MIAMI, March 4 | Sun Mar 4, 2007 5:10pm GMT

MIAMI, March 4 (Reuters) - World gourmet chocolate sales should reach $1.2 billion in 2007 and $1.62 billion in 2008, a researcher told delegates at the International Cocoa Conference.

Judith Ganes-Chase, president and founder of Katonah, New York-based J. Ganes Consulting, said that dark chocolate sales had grown 40 percent in 2005-06.

Ganes-Chase, a food and agricultural commodities specialist for 23 years, was quoting from Packaged Facts as she addressed delegates at the conference at the Doral Golf Resort & Spa on Saturday. She also staked her claim as a self-confessed taster for 42 years.

"I may be giving away my age," she said, "but there isn't a day since I was 5 years old that I haven't eaten some chocolate."

In the clamor to get a piece of the luxury chocolate sector, manufacturers across the world have launched more than 1,000 products since 2002, Ganes-Chase said. That amounts to an average of 250 new products a year.

Germany is blazing the trail in the race to provide premium products, having launched more than 250 products in the past four years.

General cocoa consumption would grow 2.5 percent to 3.5 percent in 2006-07 and by the same margin in 2007-08, Ganes-Chase predicted.

While the health benefits of chocolate and the trend toward luxury have spurred sales in the gourmet market, other low- calorie and low-carbohydrate products have fallen by the wayside. Ganes-Chase cited diet chocolate as a passing fad that had enjoyed some success during the popularity of the Atkins and South Beach diets.

"Sales in diet chocolate fell 43.6 percent, as opposed to sales of non-chocolate sugarless candy, which rose 13.9 percent," she said.

Elsewhere, as chocolate connoisseurship grows, Ganes-Chase identified other trends.

There are cravings, she said, for beans from certain desirable countries, namely Ecuador, Madagascar and the Venezuelan Chuao. The criollo and trinitario beans have eclipsed the forastero and now account for 85 percent of world output.

Fair trade, meanwhile, still only accounts for 0.1 percent of the market with Certified Fair Trade Cacao trading at $1,600 per metric ton.

The chocolate house or cafe has seen a resurgence, she said.

Nevertheless, the Europeans -- famed for their sweet tooth -- are slowing their chocolate consumption, she said.
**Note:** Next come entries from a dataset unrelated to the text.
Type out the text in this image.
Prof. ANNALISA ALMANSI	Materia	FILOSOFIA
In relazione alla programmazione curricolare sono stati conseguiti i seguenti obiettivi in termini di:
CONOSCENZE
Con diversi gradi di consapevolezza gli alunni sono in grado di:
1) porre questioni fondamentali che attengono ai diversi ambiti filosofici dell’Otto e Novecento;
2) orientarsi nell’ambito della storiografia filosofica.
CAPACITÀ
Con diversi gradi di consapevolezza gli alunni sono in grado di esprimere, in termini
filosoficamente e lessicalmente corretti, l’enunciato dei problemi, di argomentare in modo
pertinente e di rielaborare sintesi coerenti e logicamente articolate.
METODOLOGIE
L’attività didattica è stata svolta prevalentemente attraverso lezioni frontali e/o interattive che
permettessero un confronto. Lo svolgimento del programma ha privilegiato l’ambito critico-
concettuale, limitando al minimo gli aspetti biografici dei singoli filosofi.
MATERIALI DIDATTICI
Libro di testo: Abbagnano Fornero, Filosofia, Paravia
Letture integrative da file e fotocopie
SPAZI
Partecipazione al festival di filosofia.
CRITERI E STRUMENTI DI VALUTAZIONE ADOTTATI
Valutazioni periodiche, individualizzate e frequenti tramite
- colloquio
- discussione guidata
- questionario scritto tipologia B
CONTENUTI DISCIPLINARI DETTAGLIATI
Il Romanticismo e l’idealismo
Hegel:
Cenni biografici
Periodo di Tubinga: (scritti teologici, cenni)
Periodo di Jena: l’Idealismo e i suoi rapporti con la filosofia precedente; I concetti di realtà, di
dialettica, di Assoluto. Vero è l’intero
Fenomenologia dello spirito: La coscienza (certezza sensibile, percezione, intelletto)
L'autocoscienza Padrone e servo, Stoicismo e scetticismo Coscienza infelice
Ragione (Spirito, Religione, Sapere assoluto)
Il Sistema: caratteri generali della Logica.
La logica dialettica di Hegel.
"European chocolate sales are stagnant," Ganes-Chase said, before pointing to a chart that showed France topping world consumption, followed by Britain and Indonesia.

This reflects a trend in which Asian consumption now exceeds production with the three most important markets in the region, Malaysia, Indonesia and Singapore.

In 2005-06, demand from the continent exceeded 600,000 metric tons with Malaysia alone taking 250,000 metric tons.

In the United States, Ganes-Chase warned that chocolate could become a victim of the push for greater accountability within schools over students' diets.

Sixteen states are in the process of passing nutrition and obesity bills that could affect the demand for chocolate from school children.

Ganes-Chase did not overlook gender differences in consumption either, citing a Department of Psychology, University of Pennsylvania study that determined that chocolate is the most craved food among women.